Hillary Clinton’s first official campaign appearance yesterday after announcing her candidacy on Sunday set off a media circus as reporters chased her around Iowa in search of a big political story. But though Clinton’s wooden appearance at a community college was newsworthy, it was not quite as interesting as the one about her that surfaced in Washington. As the New York Times reports, it turns out that contrary to the spin from her camp, Mrs. Clinton was actually asked about whether she was using a private email account to conduct business while serving as secretary of state a full two years ago. As long ago as December 13, 2012, Clinton was asked by Rep. Darrel Issa, the chair of the House Committee on Government Oversight, whether this was the case. Mrs. Clinton never replied to the query that would blow up in her face in 2015. In doing so, it must be admitted that the former first lady saved herself from possible charges of lying to Congress. But the revelation that she wiped her home server clean when she was already on notice that the House wanted to know about the emails is one more brick in the wall of Nixonian stonewalling that makes it hard to take her claims of transparency or of being the candidate of “everyday Americans” seriously.
Of course, Clinton and her supporters are dismissing the significance of this latest piece of an embarrassing scandal saying, as all those caught making mischief do, that the voters want to hear about more important things. To that end, Clinton was engaging in staged photo-ops in Iowa where she had to pretend to listen and to care about what community college students thought. Clinton’s demeanor or speaking style is so forced that she makes a stiff like Mitt Romney seem charismatic. Though there is little doubt about her inevitable coronation as the Democratic presidential nominee, convincing voters to embrace a candidate who is clearly out of practice when it comes to faking interest in what those who aren’t paying her six-figure honorariums have to say remains a problem.

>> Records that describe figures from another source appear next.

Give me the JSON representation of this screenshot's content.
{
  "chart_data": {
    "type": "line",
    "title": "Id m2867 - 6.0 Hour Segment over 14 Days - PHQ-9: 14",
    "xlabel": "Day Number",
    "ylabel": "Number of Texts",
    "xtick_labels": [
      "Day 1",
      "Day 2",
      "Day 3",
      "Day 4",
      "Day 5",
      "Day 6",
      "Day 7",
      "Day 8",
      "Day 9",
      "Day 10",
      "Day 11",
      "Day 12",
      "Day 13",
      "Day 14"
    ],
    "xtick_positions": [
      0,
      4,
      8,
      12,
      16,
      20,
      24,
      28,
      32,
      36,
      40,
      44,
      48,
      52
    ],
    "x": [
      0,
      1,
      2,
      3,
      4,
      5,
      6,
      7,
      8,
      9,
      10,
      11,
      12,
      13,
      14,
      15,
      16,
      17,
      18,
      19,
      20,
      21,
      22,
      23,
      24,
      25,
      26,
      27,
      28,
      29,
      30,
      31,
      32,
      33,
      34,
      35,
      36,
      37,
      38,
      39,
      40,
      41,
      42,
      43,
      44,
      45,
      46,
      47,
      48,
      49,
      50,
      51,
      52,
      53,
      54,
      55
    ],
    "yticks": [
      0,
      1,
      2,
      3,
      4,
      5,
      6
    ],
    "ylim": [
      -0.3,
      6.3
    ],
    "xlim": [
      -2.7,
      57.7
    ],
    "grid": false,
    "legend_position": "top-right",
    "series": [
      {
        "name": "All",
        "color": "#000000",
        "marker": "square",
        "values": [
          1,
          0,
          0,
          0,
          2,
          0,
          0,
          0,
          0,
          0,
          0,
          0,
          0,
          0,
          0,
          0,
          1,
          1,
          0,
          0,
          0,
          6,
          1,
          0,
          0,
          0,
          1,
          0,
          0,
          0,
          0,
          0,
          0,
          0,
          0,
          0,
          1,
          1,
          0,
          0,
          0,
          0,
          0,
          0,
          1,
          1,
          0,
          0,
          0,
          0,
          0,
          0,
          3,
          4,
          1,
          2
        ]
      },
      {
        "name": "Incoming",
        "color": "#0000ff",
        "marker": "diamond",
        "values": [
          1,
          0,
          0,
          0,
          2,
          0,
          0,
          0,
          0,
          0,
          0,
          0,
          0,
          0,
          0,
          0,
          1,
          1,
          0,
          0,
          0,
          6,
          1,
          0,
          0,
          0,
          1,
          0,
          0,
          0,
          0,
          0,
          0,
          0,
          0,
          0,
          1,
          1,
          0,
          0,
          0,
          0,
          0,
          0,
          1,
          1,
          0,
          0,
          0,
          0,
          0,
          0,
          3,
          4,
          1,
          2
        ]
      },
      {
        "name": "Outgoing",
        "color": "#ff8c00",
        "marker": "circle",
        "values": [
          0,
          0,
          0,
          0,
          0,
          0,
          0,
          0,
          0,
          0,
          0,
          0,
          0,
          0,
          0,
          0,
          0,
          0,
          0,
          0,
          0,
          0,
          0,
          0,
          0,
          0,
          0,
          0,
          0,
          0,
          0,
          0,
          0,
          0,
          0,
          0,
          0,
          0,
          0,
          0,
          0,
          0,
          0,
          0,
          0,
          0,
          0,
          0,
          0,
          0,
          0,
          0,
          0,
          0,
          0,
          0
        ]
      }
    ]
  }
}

But the drip-drip-drip of stories about the emails should remind voters that the apt comparison for Clinton is not Romney (GOP groups hope to demolish her with negative ads the same way Democrats eviscerated the 2012 Republican nominee) but the president whose impeachment Hillary worked to obtain as a young lawyer.
Clinton’s apologists can complain all they want about her critics seeking to distract voters with fake scandals, but the fact remains that she conducted herself in office in an unaccountable manner and then covered up evidence of her activities by using a private email server that was eventually destroyed even as House committees sought information it contained as they began the investigation of the Benghazi terror attack. Her private account shielded her communications from investigators and the press. The successful effort to cover this up and then to ensure that no one will ever know the truth about Clinton’s work was a brilliant piece of lawyering that will guarantee that her secrets will never be uncovered, whatever they might be.
Liberals are right when they say Clinton did nothing that will cause her to be subjected to investigations aimed at punishing her for violating or pushing the boundaries of government accountability regulations. But they are wrong when they assert this is meaningless. As the woman who intends to serve what will, in effect, be Barack Obama’s third term in the White House, the spectacle of such deceitful behavior that skirts the boundaries of legality is exactly the sort of thing that may be fatal to Democratic efforts to reassemble the hope-and-change coalition that won in 2008 and 2012. Combined with her shaky performances in even the most controlled circumstances such as yesterday’s show in Iowa, this is a bad beginning to a presidential campaign that ought to already be running smoothly.
Bad retail political skills combined with inauthenticity, a penchant for secrecy, and stonewalling is a bad combination for politician, though not necessarily ones that bar one from winning the White House. Unfortunately, the only real precedent for such a person winning the presidency is Nixon. That’s a bad omen for a woman that hopes to lead the party that regards him as the symbol of everything they hate about American politics.